Many of these were already standing on what we consider to be low valuations. These are companies typically with strong balance sheets and often with net cash balances in many cases. As energy prices have fallen over the half year the share prices of Shell and BP, for example, have held up well as international investors supported them given their low valuations compared to international comparatives.
Meanwhile the share prices of Jadestone, Kistos, I3 Energy have all fallen more than 40% over the first 6 months of 2023. Whilst the Fund had already reduced holdings in these after they had outperformed well in 2022, the remaining investments detracted from returns over this half year period.

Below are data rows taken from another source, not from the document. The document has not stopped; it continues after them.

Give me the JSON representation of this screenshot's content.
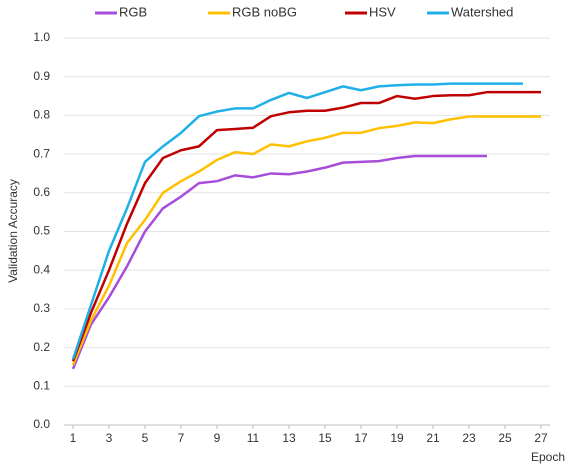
{
  "chart_data": {
    "type": "line",
    "x": [
      1,
      2,
      3,
      4,
      5,
      6,
      7,
      8,
      9,
      10,
      11,
      12,
      13,
      14,
      15,
      16,
      17,
      18,
      19,
      20,
      21,
      22,
      23,
      24,
      25,
      26,
      27
    ],
    "xlim": [
      1,
      27
    ],
    "xticks": [
      1,
      3,
      5,
      7,
      9,
      11,
      13,
      15,
      17,
      19,
      21,
      23,
      25,
      27
    ],
    "ylim": [
      0,
      1
    ],
    "yticks": [
      {
        "value": 0,
        "label": "0.0"
      },
      0.1,
      0.2,
      0.3,
      0.4,
      0.5,
      0.6,
      0.7,
      0.8,
      0.9,
      {
        "value": 1,
        "label": "1.0"
      }
    ],
    "grid": true,
    "legend": "top",
    "xlabel": "Epoch",
    "ylabel": "Validation Accuracy",
    "series": [
      {
        "name": "RGB",
        "color": "#a64dd9",
        "values": [
          0.145,
          0.26,
          0.33,
          0.41,
          0.5,
          0.56,
          0.59,
          0.625,
          0.63,
          0.645,
          0.64,
          0.65,
          0.648,
          0.655,
          0.665,
          0.678,
          0.68,
          0.682,
          0.69,
          0.695,
          0.695,
          0.695,
          0.695,
          0.695,
          null,
          null,
          null
        ]
      },
      {
        "name": "RGB noBG",
        "color": "#ffc000",
        "values": [
          0.155,
          0.27,
          0.36,
          0.47,
          0.53,
          0.6,
          0.63,
          0.655,
          0.685,
          0.705,
          0.7,
          0.725,
          0.72,
          0.733,
          0.742,
          0.755,
          0.755,
          0.767,
          0.773,
          0.782,
          0.78,
          0.79,
          0.797,
          0.797,
          0.797,
          0.797,
          0.797
        ]
      },
      {
        "name": "HSV",
        "color": "#c00000",
        "values": [
          0.165,
          0.29,
          0.4,
          0.52,
          0.625,
          0.69,
          0.71,
          0.72,
          0.762,
          0.765,
          0.768,
          0.798,
          0.808,
          0.812,
          0.812,
          0.82,
          0.832,
          0.832,
          0.85,
          0.843,
          0.85,
          0.852,
          0.852,
          0.86,
          0.86,
          0.86,
          0.86
        ]
      },
      {
        "name": "Watershed",
        "color": "#1fb0e8",
        "values": [
          0.17,
          0.31,
          0.45,
          0.56,
          0.68,
          0.72,
          0.755,
          0.798,
          0.81,
          0.818,
          0.818,
          0.84,
          0.858,
          0.845,
          0.86,
          0.875,
          0.865,
          0.875,
          0.878,
          0.88,
          0.88,
          0.882,
          0.882,
          0.882,
          0.882,
          0.882,
          null
        ]
      }
    ]
  }
}
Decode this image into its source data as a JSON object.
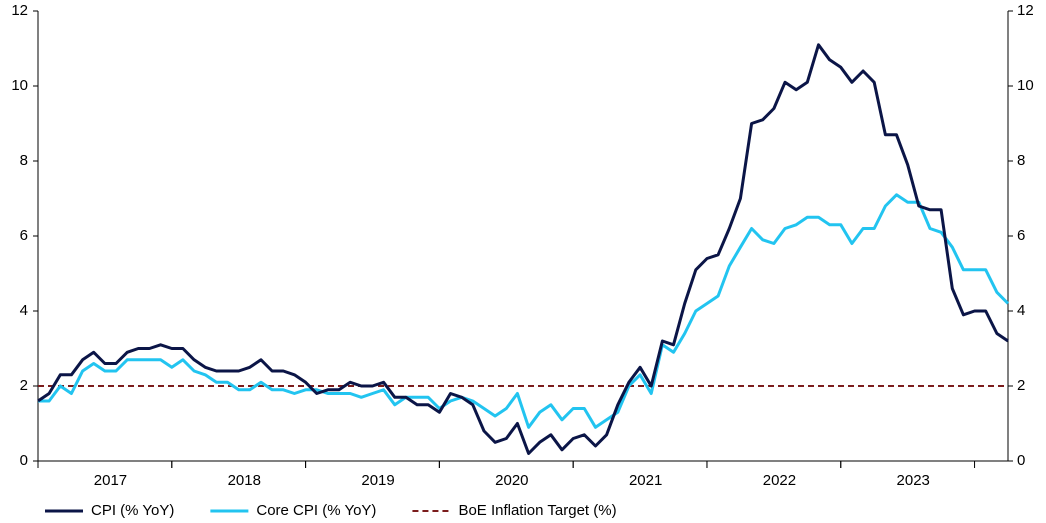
{
  "chart_data": {
    "type": "line",
    "categories": [
      null,
      null,
      null,
      null,
      null,
      null,
      "2017",
      null,
      null,
      null,
      null,
      null,
      null,
      null,
      null,
      null,
      null,
      null,
      "2018",
      null,
      null,
      null,
      null,
      null,
      null,
      null,
      null,
      null,
      null,
      null,
      "2019",
      null,
      null,
      null,
      null,
      null,
      null,
      null,
      null,
      null,
      null,
      null,
      "2020",
      null,
      null,
      null,
      null,
      null,
      null,
      null,
      null,
      null,
      null,
      null,
      "2021",
      null,
      null,
      null,
      null,
      null,
      null,
      null,
      null,
      null,
      null,
      null,
      "2022",
      null,
      null,
      null,
      null,
      null,
      null,
      null,
      null,
      null,
      null,
      null,
      "2023",
      null,
      null,
      null,
      null,
      null,
      null,
      null,
      null,
      null
    ],
    "series": [
      {
        "name": "CPI (% YoY)",
        "color": "#0b1547",
        "values": [
          1.6,
          1.8,
          2.3,
          2.3,
          2.7,
          2.9,
          2.6,
          2.6,
          2.9,
          3.0,
          3.0,
          3.1,
          3.0,
          3.0,
          2.7,
          2.5,
          2.4,
          2.4,
          2.4,
          2.5,
          2.7,
          2.4,
          2.4,
          2.3,
          2.1,
          1.8,
          1.9,
          1.9,
          2.1,
          2.0,
          2.0,
          2.1,
          1.7,
          1.7,
          1.5,
          1.5,
          1.3,
          1.8,
          1.7,
          1.5,
          0.8,
          0.5,
          0.6,
          1.0,
          0.2,
          0.5,
          0.7,
          0.3,
          0.6,
          0.7,
          0.4,
          0.7,
          1.5,
          2.1,
          2.5,
          2.0,
          3.2,
          3.1,
          4.2,
          5.1,
          5.4,
          5.5,
          6.2,
          7.0,
          9.0,
          9.1,
          9.4,
          10.1,
          9.9,
          10.1,
          11.1,
          10.7,
          10.5,
          10.1,
          10.4,
          10.1,
          8.7,
          8.7,
          7.9,
          6.8,
          6.7,
          6.7,
          4.6,
          3.9,
          4.0,
          4.0,
          3.4,
          3.2
        ]
      },
      {
        "name": "Core CPI (% YoY)",
        "color": "#22c4f0",
        "values": [
          1.6,
          1.6,
          2.0,
          1.8,
          2.4,
          2.6,
          2.4,
          2.4,
          2.7,
          2.7,
          2.7,
          2.7,
          2.5,
          2.7,
          2.4,
          2.3,
          2.1,
          2.1,
          1.9,
          1.9,
          2.1,
          1.9,
          1.9,
          1.8,
          1.9,
          1.9,
          1.8,
          1.8,
          1.8,
          1.7,
          1.8,
          1.9,
          1.5,
          1.7,
          1.7,
          1.7,
          1.4,
          1.6,
          1.7,
          1.6,
          1.4,
          1.2,
          1.4,
          1.8,
          0.9,
          1.3,
          1.5,
          1.1,
          1.4,
          1.4,
          0.9,
          1.1,
          1.3,
          2.0,
          2.3,
          1.8,
          3.1,
          2.9,
          3.4,
          4.0,
          4.2,
          4.4,
          5.2,
          5.7,
          6.2,
          5.9,
          5.8,
          6.2,
          6.3,
          6.5,
          6.5,
          6.3,
          6.3,
          5.8,
          6.2,
          6.2,
          6.8,
          7.1,
          6.9,
          6.9,
          6.2,
          6.1,
          5.7,
          5.1,
          5.1,
          5.1,
          4.5,
          4.2
        ]
      }
    ],
    "reference_lines": [
      {
        "name": "BoE Inflation Target (%)",
        "color": "#7b1c1c",
        "value": 2
      }
    ],
    "ylim": [
      0,
      12
    ],
    "yticks": [
      0,
      2,
      4,
      6,
      8,
      10,
      12
    ],
    "y2lim": [
      0,
      12
    ],
    "y2ticks": [
      0,
      2,
      4,
      6,
      8,
      10,
      12
    ],
    "grid": false,
    "legend": "bottom-left"
  }
}
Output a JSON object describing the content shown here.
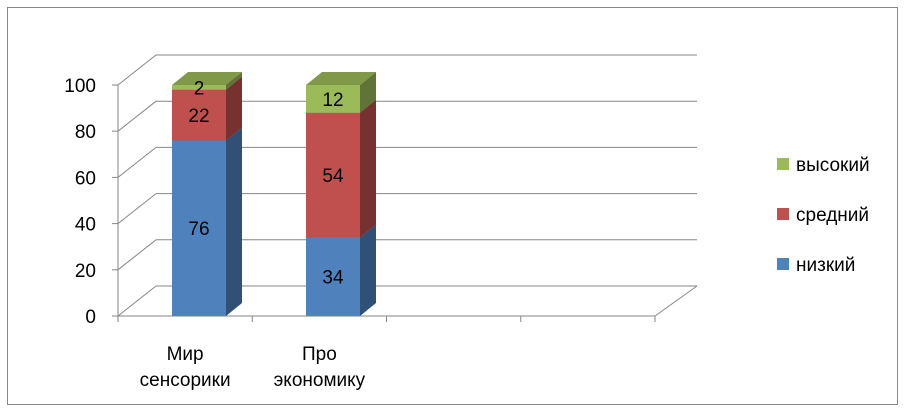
{
  "chart_data": {
    "type": "bar",
    "stacked": true,
    "three_d": true,
    "categories": [
      "Мир сенсорики",
      "Про экономику"
    ],
    "category_lines": [
      [
        "Мир",
        "сенсорики"
      ],
      [
        "Про",
        "экономику"
      ]
    ],
    "series": [
      {
        "name": "низкий",
        "values": [
          76,
          34
        ],
        "color": "#4F81BD"
      },
      {
        "name": "средний",
        "values": [
          22,
          54
        ],
        "color": "#C0504D"
      },
      {
        "name": "высокий",
        "values": [
          2,
          12
        ],
        "color": "#9BBB59"
      }
    ],
    "ylim": [
      0,
      100
    ],
    "yticks": [
      0,
      20,
      40,
      60,
      80,
      100
    ],
    "grid": true,
    "legend_position": "right",
    "data_labels": true
  }
}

Finally, over the last two years the Fund’s holding in a FTSE 100 Index Put option has detracted around 1% per year, including 0.5% during the first 6 months of 2023. This is as anticipated as the Put option adds considerable upside when there are wide falls in equity markets. Its role at these times is to soften any drawdowns in the Fund value. But it can also be sold to fund additional equity income holdings. Because of this we still see value in the Put option currently.
The final word
In summary, in our view the weak returns of the Fund over the last two years are principally related to the share prices of many small cap companies it invests in not appreciating in part due to major UK OEIC redemptions.
The share prices of some of the energy, minerals and financial small caps have been weak over the last six months. The position has been further worsened by the iEnergizer share price collapsing as it delisted, and the FTSE 100 Index Put option detracting because there has not been a substantial and wider reaching fall in equity markets.
The advantages of the Fund investment strategy may be more apparent during geopolitical uncertainty and during stock market setbacks. Given the risk of a global recession, we believe its advantages could be much more apparent in the coming quarters, as it was in the year from March 2020 onwards.